New volunteers are constantly being added and they add new depth to the story.
“When Winter Texans are in Nuevo Progreso, the Mexicans take care of us. They have a couple of Winter Texan parties for us folks from over here. When there’s a problem over there, they take care of us,” John Varner, Sleepy Valley Resort, said. “This is kind of a little bit of us giving back to them.”
The kids with their parents begin lining up in the wee hours of the mornings. The line snakes around Ford School #45 and down the street.
“We were there last year and it was cold and had rained the night before. The little kids were standing in line with little rubber thongs and mud up to their ankles,” Therese Varner’s eyes were somber remembering the scene. “We feel we want to give something back because we enjoy going over there.”
In their second year, John is chair of the piñata committee. Amazed at the manpower to accomplish this vast party, he recognizes how so many of the Nuevo Progreso vendors contribute.
“In Mexico we ordered 10 pinatas and they gave us 15,” John said. “There’s a restaurant owner, a doctor and store owners who participate.”
“A few days before Christmas, a caravan of about 30 pickup trucks and vans goes over and sets everything up for Christmas Day. We clean up the school yard – it’s kind of messy – and bag all the peanuts in one pound bags, bag the candy, organize the rice, beans and pasta for the food bags and get things sorted out,” Barrett explained. “On Christmas morning at about 6:30 a.m. we go over, get opened up and get things going.”
Starting at 9 o’clock with a parade from the bridge to the school, Winter Texans are costumed from Mickey Mouse to Santa Claus. The event begins its morning of revelry. Children wait patiently in line until, one by one, they get their toy, candy, food, a whack at the piñata, hot dog and perhaps a sense that somebody really does care for them in this world.

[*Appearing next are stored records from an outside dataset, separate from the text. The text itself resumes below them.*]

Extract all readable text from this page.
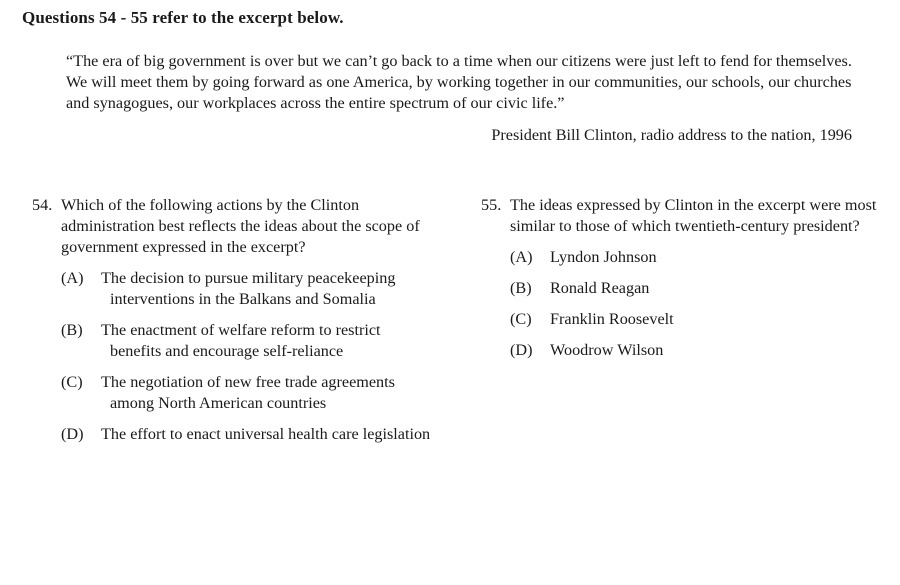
Questions 54 - 55 refer to the excerpt below.
“The era of big government is over but we can’t go back to a time when our citizens were just left to fend for themselves. We will meet them by going forward as one America, by working together in our communities, our schools, our churches and synagogues, our workplaces across the entire spectrum of our civic life.”
President Bill Clinton, radio address to the nation, 1996
54. Which of the following actions by the Clinton administration best reflects the ideas about the scope of government expressed in the excerpt?
(A)	The decision to pursue military peacekeeping interventions in the Balkans and Somalia
(B)	The enactment of welfare reform to restrict benefits and encourage self-reliance
(C)	The negotiation of new free trade agreements among North American countries
(D)	The effort to enact universal health care legislation
55. The ideas expressed by Clinton in the excerpt were most similar to those of which twentieth-century president?
(A)	Lyndon Johnson
(B)	Ronald Reagan
(C)	Franklin Roosevelt
(D)	Woodrow Wilson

From the beginning, hot dogs were added to the event. After the first time, hot dog buns were scattered all over the grounds. It seems the kids didn’t know what to do with the buns. Now wrapped in tortillas, there’s been no waste.
“It’s an awesome experience,” said John, smiling.
“It’s amazing how you feel inside,” Therese’s face lighting up. “We talked to people as we went to yard sales and would tell them our story about the little kids in Mexico. It’s like being missionaries but we’re not. But, it still seems like a mission to do this.”
Having seen it first hand, it’s a sure thing that all 300 volunteer Winter Texans find their hearts much more full with love after their trip to Nuevo Progreso for the Amigos de los Niños on Christmas morn.